Americans are regularly being confronted with the growth and reach of the national security state. Edward Snowden's revelations about the NSA's global invasion of telecommunications created an international reaction of shock. However, more than a year later there is little reason to believe that anything of significance has been done to curtail those activities. Meanwhile we are getting more and more information about the systematic approach that the Dept. of Homeland Security has taken to pulling local and state police forces into an integrated national security network. The sight of SWAT teams using military equipment against protesters in Ferguson was visually dramatic, but there are less dramatic and more insidious ways that this trend is invading everyday life for ordinary people.
You Are Being Tracked
A little noticed surveillance technology, designed to track the movements of every passing driver, is fast proliferating on America’s streets. Automatic license plate readers, mounted on police cars or on objects like road signs and bridges, use small, high-speed cameras to photograph thousands of plates per minute.
The information captured by the readers – including the license plate number, and the date, time, and location of every scan – is being collected and sometimes pooled into regional sharing systems. As a result, enormous databases of innocent motorists’ location information are growing rapidly. This information is often retained for years or even indefinitely, with few or no restrictions to protect privacy rights.
I don't know if the semi-rural low crime community where I live has yet installed such a network. If they haven't it is likely to come in time. That will make it possible for the forces of law and order to know that I have consistent patterns of driving behavior. I go to the same grocery store about twice a week. I ride my bicycle a lot and don't drive much. I wouldn't contribute a lot to the database. There is really nothing about the data that they would be collecting on me that would cause me immediate personal concern, and yet the whole thing gives me the creeps.
The ACLU has been actively following these developments.
In July 2012, ACLU affiliates in 38 states and Washington sent public records act requests to almost 600 local and state police departments, as well as other state and federal agencies, to obtain information on how these agencies use license plate readers. In response, we received 26,000 pages of documents detailing the use of the technology around the country. Click on the map icon on the right to learn how police in your state use license plate readers to track people's movements.
However, there is now a recent California court decision to treat the collected databases as off limits to public scrutiny.
California judge rules against privacy advocate and protects police secrecy
A California judge’s initial ruling against a tech entrepreneur, who seeks access to records kept secret in government databases detailing the comings and goings of millions of cars in the San Diego area, via license plate scans, was the second legal setback within a month for privacy advocates.
The tentative decision issued Thursday upheld the right of authorities to block the public from viewing information collected on their vehicles, by way of vast networks that rely on cameras mounted on stoplights and police cars.

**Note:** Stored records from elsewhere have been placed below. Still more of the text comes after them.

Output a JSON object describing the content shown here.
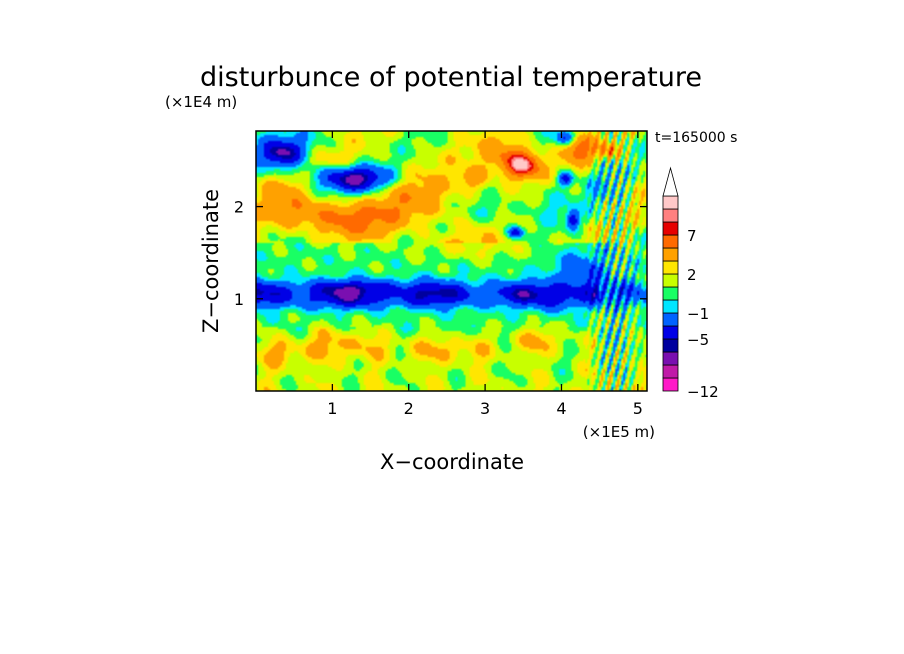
{
  "chart_data": {
    "type": "heatmap",
    "title": "disturbunce of potential temperature",
    "xlabel": "X−coordinate",
    "ylabel": "Z−coordinate",
    "x_unit": "(×1E5 m)",
    "y_unit": "(×1E4 m)",
    "time_label": "t=165000 s",
    "xlim": [
      0,
      5.12
    ],
    "ylim": [
      0,
      2.82
    ],
    "x_ticks": [
      {
        "value": 1,
        "label": "1"
      },
      {
        "value": 2,
        "label": "2"
      },
      {
        "value": 3,
        "label": "3"
      },
      {
        "value": 4,
        "label": "4"
      },
      {
        "value": 5,
        "label": "5"
      }
    ],
    "y_ticks": [
      {
        "value": 1,
        "label": "1"
      },
      {
        "value": 2,
        "label": "2"
      }
    ],
    "colorbar": {
      "levels": [
        {
          "value": -12,
          "color": "#ff19c8"
        },
        {
          "value": -10,
          "color": "#c01aa8"
        },
        {
          "value": -8,
          "color": "#7a0fb0"
        },
        {
          "value": -6,
          "color": "#00009e"
        },
        {
          "value": -5,
          "color": "#0000e6"
        },
        {
          "value": -3,
          "color": "#0063ff"
        },
        {
          "value": -1,
          "color": "#00e6ff"
        },
        {
          "value": 0,
          "color": "#19ff64"
        },
        {
          "value": 1,
          "color": "#c8ff00"
        },
        {
          "value": 2,
          "color": "#ffe600"
        },
        {
          "value": 3,
          "color": "#ffa100"
        },
        {
          "value": 5,
          "color": "#ff6a00"
        },
        {
          "value": 7,
          "color": "#e60000"
        },
        {
          "value": 8,
          "color": "#ff8080"
        },
        {
          "value": 9,
          "color": "#ffc8c8"
        }
      ],
      "tick_labels": [
        {
          "value": 7,
          "label": "7"
        },
        {
          "value": 2,
          "label": "2"
        },
        {
          "value": -1,
          "label": "−1"
        },
        {
          "value": -5,
          "label": "−5"
        },
        {
          "value": -12,
          "label": "−12"
        }
      ],
      "extend": "max"
    },
    "blobs": [
      {
        "x": 0.35,
        "z": 2.57,
        "sx": 0.28,
        "sz": 0.14,
        "amp": -6
      },
      {
        "x": 1.35,
        "z": 2.3,
        "sx": 0.42,
        "sz": 0.13,
        "amp": -6
      },
      {
        "x": 1.05,
        "z": 2.3,
        "sx": 0.55,
        "sz": 0.2,
        "amp": -2.5
      },
      {
        "x": 0.15,
        "z": 2.72,
        "sx": 0.55,
        "sz": 0.2,
        "amp": -2
      },
      {
        "x": 0.3,
        "z": 2.2,
        "sx": 0.3,
        "sz": 0.15,
        "amp": 2.5
      },
      {
        "x": 1.2,
        "z": 1.85,
        "sx": 0.55,
        "sz": 0.18,
        "amp": 3.5
      },
      {
        "x": 0.6,
        "z": 1.95,
        "sx": 0.55,
        "sz": 0.18,
        "amp": 2.5
      },
      {
        "x": 2.0,
        "z": 2.05,
        "sx": 0.7,
        "sz": 0.3,
        "amp": 2.5
      },
      {
        "x": 1.0,
        "z": 2.5,
        "sx": 0.4,
        "sz": 0.1,
        "amp": 1.5
      },
      {
        "x": 3.5,
        "z": 2.45,
        "sx": 0.22,
        "sz": 0.14,
        "amp": 7.5
      },
      {
        "x": 3.25,
        "z": 2.55,
        "sx": 0.3,
        "sz": 0.2,
        "amp": 3.5
      },
      {
        "x": 4.25,
        "z": 2.62,
        "sx": 0.2,
        "sz": 0.15,
        "amp": 4.5
      },
      {
        "x": 4.62,
        "z": 2.6,
        "sx": 0.14,
        "sz": 0.1,
        "amp": 4
      },
      {
        "x": 4.05,
        "z": 2.75,
        "sx": 0.12,
        "sz": 0.08,
        "amp": -5
      },
      {
        "x": 4.05,
        "z": 2.3,
        "sx": 0.1,
        "sz": 0.08,
        "amp": -5.5
      },
      {
        "x": 4.15,
        "z": 1.85,
        "sx": 0.08,
        "sz": 0.1,
        "amp": -5.5
      },
      {
        "x": 3.4,
        "z": 1.72,
        "sx": 0.1,
        "sz": 0.06,
        "amp": -5
      },
      {
        "x": 3.1,
        "z": 1.95,
        "sx": 0.3,
        "sz": 0.14,
        "amp": -2
      },
      {
        "x": 3.8,
        "z": 2.05,
        "sx": 0.3,
        "sz": 0.2,
        "amp": -1.5
      },
      {
        "x": 4.55,
        "z": 2.2,
        "sx": 0.25,
        "sz": 0.35,
        "amp": -1.5
      },
      {
        "x": 2.85,
        "z": 2.3,
        "sx": 0.2,
        "sz": 0.12,
        "amp": 3
      },
      {
        "x": 2.9,
        "z": 1.55,
        "sx": 0.7,
        "sz": 0.12,
        "amp": 1.5
      },
      {
        "x": 4.3,
        "z": 1.3,
        "sx": 0.4,
        "sz": 0.22,
        "amp": -3
      },
      {
        "x": 1.4,
        "z": 1.12,
        "sx": 0.75,
        "sz": 0.09,
        "amp": -2
      },
      {
        "x": 1.3,
        "z": 0.95,
        "sx": 0.9,
        "sz": 0.07,
        "amp": -1
      },
      {
        "x": 4.0,
        "z": 0.95,
        "sx": 0.25,
        "sz": 0.1,
        "amp": -1.5
      },
      {
        "x": 1.1,
        "z": 0.5,
        "sx": 0.6,
        "sz": 0.18,
        "amp": 2.5
      },
      {
        "x": 2.5,
        "z": 0.45,
        "sx": 0.6,
        "sz": 0.15,
        "amp": 2.2
      },
      {
        "x": 3.7,
        "z": 0.55,
        "sx": 0.4,
        "sz": 0.15,
        "amp": 2.2
      },
      {
        "x": 0.3,
        "z": 0.4,
        "sx": 0.3,
        "sz": 0.15,
        "amp": 2
      }
    ]
  }
}
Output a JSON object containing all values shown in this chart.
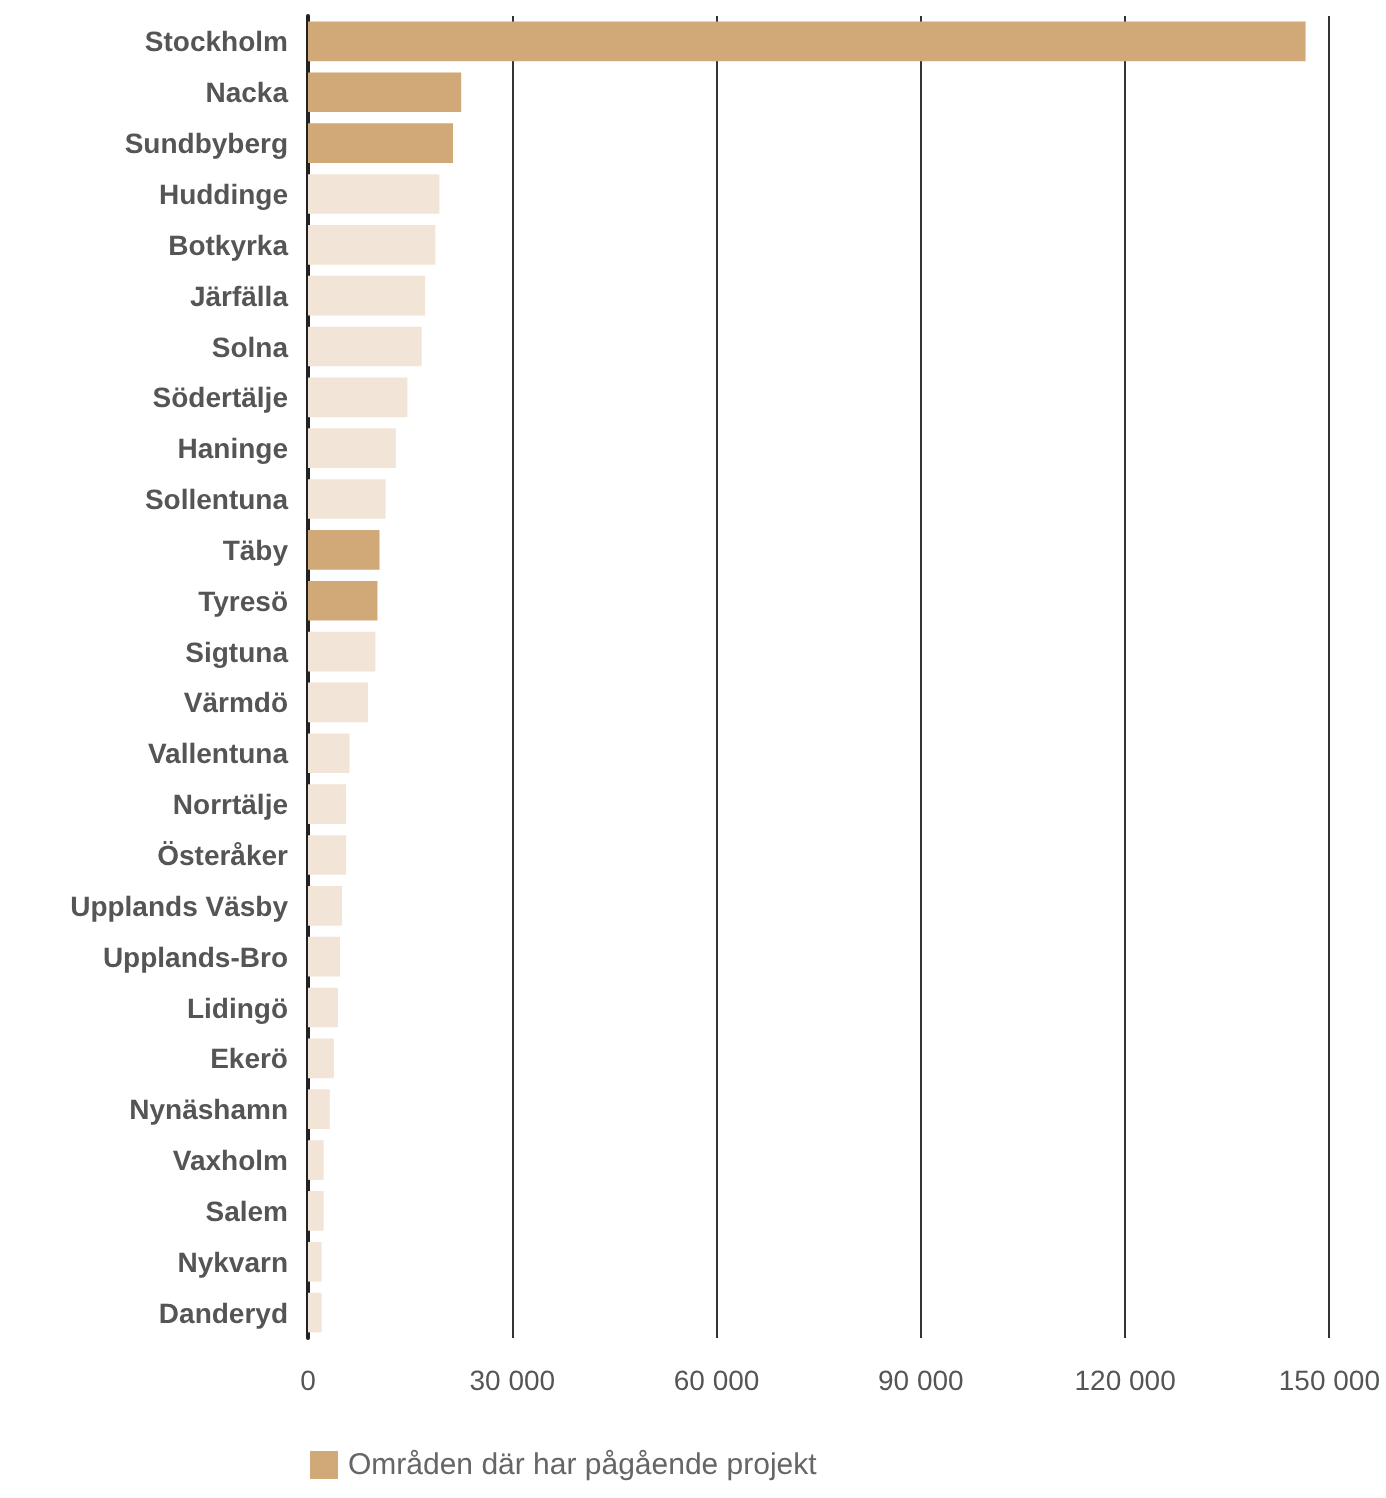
{
  "chart_data": {
    "type": "bar",
    "orientation": "horizontal",
    "categories": [
      "Stockholm",
      "Nacka",
      "Sundbyberg",
      "Huddinge",
      "Botkyrka",
      "Järfälla",
      "Solna",
      "Södertälje",
      "Haninge",
      "Sollentuna",
      "Täby",
      "Tyresö",
      "Sigtuna",
      "Värmdö",
      "Vallentuna",
      "Norrtälje",
      "Österåker",
      "Upplands Väsby",
      "Upplands-Bro",
      "Lidingö",
      "Ekerö",
      "Nynäshamn",
      "Vaxholm",
      "Salem",
      "Nykvarn",
      "Danderyd"
    ],
    "series": [
      {
        "name": "Områden där har pågående projekt",
        "color": "#d1a978",
        "values": [
          146500,
          22500,
          21300,
          19300,
          18700,
          17200,
          16700,
          14600,
          12900,
          11400,
          10500,
          10200,
          9900,
          8800,
          6100,
          5600,
          5600,
          5000,
          4700,
          4400,
          3800,
          3200,
          2300,
          2300,
          2000,
          2000
        ],
        "colors": [
          "#d1a978",
          "#d1a978",
          "#d1a978",
          "#f2e4d6",
          "#f2e4d6",
          "#f2e4d6",
          "#f2e4d6",
          "#f2e4d6",
          "#f2e4d6",
          "#f2e4d6",
          "#d1a978",
          "#d1a978",
          "#f2e4d6",
          "#f2e4d6",
          "#f2e4d6",
          "#f2e4d6",
          "#f2e4d6",
          "#f2e4d6",
          "#f2e4d6",
          "#f2e4d6",
          "#f2e4d6",
          "#f2e4d6",
          "#f2e4d6",
          "#f2e4d6",
          "#f2e4d6",
          "#f2e4d6"
        ]
      }
    ],
    "xlim": [
      0,
      150000
    ],
    "xticks": [
      0,
      {
        "value": 30000,
        "label": "30 000"
      },
      {
        "value": 60000,
        "label": "60 000"
      },
      {
        "value": 90000,
        "label": "90 000"
      },
      {
        "value": 120000,
        "label": "120 000"
      },
      {
        "value": 150000,
        "label": "150 000"
      }
    ],
    "grid": "x",
    "legend": "bottom"
  }
}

The rapidly expanding systems and their growing databases have been the subject of a larger debate pitting privacy rights against public safety concerns in a new frontier over high-tech surveillance. A Los Angeles judge ruled in August that city police and sheriff’s departments don’t have to disclose records from the 3m plates they scan each week.
All databases are subject to various types of errors and malfunctions. Credit reports are notorious for having inaccurate data. There is no reason to think that the license plate data is fool proof. There could be other issues about granting public access. Tracking data that has no use in criminal investigations could be used in various forms of civil litigation.
The entire national security rationale from the NSA on down has become that because technology has now made it possible to collect, store and retrieve vast amounts of data, the very existence of the technology provides all the necessary justification for collecting it all.